In 1947 a bioethics standard called the Nuremburg Code was developed which was supplemented in 1964 by the Helsinki Declaration to provide medical researchers with guidelines for medical research. But is gene editing ever permissible and within the bounds of ethical norms ?
Most would probably agree that the 10,000 diseases like Huntington's, Tay Sachs and Sickle Cell Anemia for example, if they can be treated through isolating the diseased gene and replacing it with a healthy one would be a welcome medical advance. Soma cells which are not part of the reproductive process are targetable in theory and editable. The gene therapy is not heritable, so in other words the patient is treated, hopefully cured, but they cannot pass on that corrected gene to their descendants.
But germline cells which are part of the reproductive system are heritable.
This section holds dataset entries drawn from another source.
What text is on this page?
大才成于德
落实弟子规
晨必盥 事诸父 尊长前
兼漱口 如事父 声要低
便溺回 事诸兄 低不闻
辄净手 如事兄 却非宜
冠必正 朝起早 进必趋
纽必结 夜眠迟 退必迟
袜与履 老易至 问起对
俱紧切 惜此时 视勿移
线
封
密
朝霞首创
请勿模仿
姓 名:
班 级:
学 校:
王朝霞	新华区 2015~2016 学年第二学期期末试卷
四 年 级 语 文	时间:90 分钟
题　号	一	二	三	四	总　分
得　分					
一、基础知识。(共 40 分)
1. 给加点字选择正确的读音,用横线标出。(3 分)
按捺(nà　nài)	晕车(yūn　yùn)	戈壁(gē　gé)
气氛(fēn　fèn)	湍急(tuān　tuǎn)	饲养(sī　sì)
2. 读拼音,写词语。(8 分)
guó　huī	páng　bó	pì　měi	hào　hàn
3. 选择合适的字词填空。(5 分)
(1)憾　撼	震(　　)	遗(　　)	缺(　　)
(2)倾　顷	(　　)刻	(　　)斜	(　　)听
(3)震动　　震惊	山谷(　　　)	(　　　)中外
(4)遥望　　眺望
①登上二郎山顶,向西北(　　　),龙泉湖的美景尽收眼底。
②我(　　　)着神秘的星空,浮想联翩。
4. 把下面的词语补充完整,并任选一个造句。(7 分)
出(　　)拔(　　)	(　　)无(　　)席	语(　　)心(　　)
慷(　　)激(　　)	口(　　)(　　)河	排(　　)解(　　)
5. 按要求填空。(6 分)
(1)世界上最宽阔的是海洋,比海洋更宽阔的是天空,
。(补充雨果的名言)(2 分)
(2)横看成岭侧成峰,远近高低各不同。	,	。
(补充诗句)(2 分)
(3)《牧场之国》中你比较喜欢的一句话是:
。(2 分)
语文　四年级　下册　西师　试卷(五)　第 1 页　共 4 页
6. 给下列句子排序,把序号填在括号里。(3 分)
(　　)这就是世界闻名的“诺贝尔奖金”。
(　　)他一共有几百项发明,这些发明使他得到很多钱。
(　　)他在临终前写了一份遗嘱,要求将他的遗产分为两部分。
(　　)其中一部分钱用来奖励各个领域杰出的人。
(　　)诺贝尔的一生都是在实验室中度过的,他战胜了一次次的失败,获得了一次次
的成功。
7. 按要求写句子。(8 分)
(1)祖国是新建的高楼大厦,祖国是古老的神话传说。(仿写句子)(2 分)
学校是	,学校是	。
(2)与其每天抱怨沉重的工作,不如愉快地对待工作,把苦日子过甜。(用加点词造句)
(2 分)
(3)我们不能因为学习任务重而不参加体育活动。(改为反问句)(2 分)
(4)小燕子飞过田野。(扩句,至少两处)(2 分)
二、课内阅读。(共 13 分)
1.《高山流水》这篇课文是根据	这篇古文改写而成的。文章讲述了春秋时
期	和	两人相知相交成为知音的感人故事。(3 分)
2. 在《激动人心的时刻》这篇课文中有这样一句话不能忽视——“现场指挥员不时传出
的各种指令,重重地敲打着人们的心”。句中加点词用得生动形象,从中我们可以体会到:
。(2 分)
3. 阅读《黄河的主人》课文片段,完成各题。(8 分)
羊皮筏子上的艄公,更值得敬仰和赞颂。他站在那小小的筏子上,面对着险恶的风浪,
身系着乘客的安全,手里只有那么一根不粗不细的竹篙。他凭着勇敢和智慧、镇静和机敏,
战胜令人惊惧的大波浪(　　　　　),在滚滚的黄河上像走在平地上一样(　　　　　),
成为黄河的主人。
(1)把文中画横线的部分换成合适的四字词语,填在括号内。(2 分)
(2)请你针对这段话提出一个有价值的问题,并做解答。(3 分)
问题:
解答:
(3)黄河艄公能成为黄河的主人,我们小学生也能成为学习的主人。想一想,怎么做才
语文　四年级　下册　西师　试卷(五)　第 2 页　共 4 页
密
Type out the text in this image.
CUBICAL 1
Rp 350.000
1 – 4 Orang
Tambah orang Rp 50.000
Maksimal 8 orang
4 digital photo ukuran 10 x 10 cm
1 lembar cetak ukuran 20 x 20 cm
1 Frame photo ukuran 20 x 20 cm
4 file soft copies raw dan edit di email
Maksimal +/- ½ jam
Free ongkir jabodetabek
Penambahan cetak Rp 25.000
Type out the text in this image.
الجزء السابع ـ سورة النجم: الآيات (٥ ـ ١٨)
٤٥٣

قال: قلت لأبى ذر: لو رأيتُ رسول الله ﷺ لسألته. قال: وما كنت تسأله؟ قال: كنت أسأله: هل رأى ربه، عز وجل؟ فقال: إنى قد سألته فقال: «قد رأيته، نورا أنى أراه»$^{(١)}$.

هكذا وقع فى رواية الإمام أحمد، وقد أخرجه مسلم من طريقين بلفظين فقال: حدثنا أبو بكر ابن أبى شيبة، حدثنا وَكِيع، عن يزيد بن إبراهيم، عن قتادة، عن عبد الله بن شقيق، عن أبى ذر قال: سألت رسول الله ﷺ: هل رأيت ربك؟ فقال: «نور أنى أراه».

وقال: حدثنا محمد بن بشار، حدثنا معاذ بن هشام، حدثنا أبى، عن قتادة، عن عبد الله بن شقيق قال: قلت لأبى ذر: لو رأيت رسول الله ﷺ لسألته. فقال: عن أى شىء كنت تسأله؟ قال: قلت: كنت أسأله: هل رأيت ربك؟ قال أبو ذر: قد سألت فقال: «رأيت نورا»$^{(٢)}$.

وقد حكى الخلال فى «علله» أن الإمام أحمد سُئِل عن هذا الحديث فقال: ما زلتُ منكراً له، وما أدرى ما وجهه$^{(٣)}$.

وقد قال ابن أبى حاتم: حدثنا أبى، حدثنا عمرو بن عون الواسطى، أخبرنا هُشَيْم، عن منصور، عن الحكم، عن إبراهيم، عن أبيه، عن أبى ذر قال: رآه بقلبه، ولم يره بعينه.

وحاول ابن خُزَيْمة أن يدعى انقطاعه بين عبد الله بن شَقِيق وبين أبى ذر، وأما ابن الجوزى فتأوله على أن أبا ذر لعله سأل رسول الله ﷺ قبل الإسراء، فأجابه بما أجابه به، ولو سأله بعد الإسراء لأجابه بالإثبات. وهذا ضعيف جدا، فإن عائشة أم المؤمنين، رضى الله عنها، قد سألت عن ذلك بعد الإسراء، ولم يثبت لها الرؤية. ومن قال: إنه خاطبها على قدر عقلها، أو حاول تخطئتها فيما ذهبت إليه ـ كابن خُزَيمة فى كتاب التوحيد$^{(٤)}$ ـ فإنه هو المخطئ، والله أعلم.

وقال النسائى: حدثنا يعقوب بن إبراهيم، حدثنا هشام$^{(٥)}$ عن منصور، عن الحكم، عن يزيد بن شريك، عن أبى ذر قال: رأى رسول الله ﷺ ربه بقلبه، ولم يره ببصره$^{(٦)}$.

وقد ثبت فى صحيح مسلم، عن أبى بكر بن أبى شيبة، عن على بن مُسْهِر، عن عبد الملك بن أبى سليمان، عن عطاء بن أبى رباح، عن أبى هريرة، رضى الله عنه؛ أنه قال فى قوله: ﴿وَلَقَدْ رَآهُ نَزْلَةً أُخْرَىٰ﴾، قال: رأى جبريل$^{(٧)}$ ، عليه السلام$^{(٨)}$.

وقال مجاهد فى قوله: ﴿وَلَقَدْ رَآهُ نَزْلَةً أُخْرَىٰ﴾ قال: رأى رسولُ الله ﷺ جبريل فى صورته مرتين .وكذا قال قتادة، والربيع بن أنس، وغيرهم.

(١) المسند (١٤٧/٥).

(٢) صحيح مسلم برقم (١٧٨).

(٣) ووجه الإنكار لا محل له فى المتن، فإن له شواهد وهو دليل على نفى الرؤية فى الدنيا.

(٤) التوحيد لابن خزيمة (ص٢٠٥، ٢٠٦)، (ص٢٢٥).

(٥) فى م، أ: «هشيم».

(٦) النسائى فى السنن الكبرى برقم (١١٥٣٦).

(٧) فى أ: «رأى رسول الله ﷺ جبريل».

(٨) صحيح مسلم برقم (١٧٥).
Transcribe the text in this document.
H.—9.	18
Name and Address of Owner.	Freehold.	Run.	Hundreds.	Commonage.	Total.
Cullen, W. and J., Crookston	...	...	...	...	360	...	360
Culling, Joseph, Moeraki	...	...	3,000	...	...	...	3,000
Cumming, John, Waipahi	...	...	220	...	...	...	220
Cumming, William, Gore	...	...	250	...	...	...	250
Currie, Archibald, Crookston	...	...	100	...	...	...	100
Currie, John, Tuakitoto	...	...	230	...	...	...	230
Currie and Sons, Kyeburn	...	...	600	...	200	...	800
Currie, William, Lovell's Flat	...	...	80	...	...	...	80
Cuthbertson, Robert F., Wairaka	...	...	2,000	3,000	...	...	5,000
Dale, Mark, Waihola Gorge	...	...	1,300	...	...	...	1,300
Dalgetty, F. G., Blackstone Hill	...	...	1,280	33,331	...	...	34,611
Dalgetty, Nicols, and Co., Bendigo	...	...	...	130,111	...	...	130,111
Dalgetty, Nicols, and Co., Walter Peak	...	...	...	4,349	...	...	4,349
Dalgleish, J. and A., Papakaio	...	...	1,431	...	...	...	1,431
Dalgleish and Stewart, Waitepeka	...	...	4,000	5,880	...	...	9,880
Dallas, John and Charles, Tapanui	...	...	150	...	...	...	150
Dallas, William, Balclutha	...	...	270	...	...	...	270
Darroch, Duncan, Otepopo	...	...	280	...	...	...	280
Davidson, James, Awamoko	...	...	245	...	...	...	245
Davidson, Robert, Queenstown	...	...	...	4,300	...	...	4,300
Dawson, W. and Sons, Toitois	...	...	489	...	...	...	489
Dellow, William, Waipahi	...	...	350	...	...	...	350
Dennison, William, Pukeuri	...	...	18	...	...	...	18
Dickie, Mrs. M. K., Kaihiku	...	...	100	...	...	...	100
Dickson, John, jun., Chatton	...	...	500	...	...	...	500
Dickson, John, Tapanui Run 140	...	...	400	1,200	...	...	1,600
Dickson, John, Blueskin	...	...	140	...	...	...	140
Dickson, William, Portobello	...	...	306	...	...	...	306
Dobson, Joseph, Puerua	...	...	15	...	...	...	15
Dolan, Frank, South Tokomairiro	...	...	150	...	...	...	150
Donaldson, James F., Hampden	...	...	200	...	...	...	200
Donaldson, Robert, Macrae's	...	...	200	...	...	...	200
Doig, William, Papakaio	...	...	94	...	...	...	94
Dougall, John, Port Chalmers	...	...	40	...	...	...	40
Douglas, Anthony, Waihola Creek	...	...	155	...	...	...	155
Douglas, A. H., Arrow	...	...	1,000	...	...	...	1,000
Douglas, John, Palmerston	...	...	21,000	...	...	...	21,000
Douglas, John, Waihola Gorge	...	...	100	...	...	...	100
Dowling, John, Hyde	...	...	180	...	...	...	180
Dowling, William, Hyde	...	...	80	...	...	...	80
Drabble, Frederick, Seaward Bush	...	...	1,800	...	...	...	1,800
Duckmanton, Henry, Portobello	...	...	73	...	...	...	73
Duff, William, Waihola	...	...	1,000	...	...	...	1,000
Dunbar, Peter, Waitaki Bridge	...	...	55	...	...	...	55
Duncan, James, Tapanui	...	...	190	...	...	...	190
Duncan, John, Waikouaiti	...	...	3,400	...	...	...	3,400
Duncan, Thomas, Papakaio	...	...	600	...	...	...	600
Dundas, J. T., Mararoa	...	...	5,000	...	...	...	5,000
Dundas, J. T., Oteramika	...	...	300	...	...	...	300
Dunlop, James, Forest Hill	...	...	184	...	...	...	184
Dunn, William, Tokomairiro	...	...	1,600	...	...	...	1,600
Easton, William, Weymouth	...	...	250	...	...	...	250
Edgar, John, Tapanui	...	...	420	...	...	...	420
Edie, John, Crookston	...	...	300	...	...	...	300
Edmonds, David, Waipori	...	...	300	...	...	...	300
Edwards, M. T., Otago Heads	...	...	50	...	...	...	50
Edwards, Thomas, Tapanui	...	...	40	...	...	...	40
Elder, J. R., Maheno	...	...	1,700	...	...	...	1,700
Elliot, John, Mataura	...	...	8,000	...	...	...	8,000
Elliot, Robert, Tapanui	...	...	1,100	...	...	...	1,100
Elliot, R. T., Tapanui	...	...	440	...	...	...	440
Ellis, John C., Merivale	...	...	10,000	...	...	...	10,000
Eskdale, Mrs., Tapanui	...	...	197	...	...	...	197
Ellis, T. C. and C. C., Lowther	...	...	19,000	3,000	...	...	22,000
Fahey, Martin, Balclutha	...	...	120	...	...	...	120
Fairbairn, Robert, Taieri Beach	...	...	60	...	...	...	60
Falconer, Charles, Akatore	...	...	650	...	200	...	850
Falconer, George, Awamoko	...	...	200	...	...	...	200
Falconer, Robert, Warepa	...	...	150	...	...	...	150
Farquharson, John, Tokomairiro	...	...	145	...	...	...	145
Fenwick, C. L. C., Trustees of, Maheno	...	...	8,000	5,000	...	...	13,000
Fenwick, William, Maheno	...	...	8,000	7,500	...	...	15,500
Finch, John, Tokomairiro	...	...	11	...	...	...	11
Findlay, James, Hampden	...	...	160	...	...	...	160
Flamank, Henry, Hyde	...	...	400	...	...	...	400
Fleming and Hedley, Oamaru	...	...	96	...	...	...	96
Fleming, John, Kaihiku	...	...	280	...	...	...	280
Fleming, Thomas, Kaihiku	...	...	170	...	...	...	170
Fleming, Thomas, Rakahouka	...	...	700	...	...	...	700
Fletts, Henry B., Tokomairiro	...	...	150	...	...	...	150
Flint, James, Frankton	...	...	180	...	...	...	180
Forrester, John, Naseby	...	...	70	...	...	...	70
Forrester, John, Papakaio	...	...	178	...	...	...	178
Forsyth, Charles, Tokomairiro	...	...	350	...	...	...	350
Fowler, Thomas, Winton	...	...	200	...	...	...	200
It was germline cells which the rogue scientist edited at the embryo stage which later developed into the twin sisters Lulu and Nana. Unfortunately, the edits he made were not uniform, mosaicism resulted, and only time will tell if those edits will affect other aspects of the girls health development. Was this rogue scientist, a graduate of one of China's top universities, Rice University in Houston and a one year post-doc student at Stanford motivated by fame, fortune, the lure of being first ? He was prosecuted in China and jailed for three years.
Professor Greely's book reads at times like a sci-fi thriller, a genetics textbook and a legal treatise on bioethics. Make sure to listen to Tuesday's podcast when he and I will discuss his book.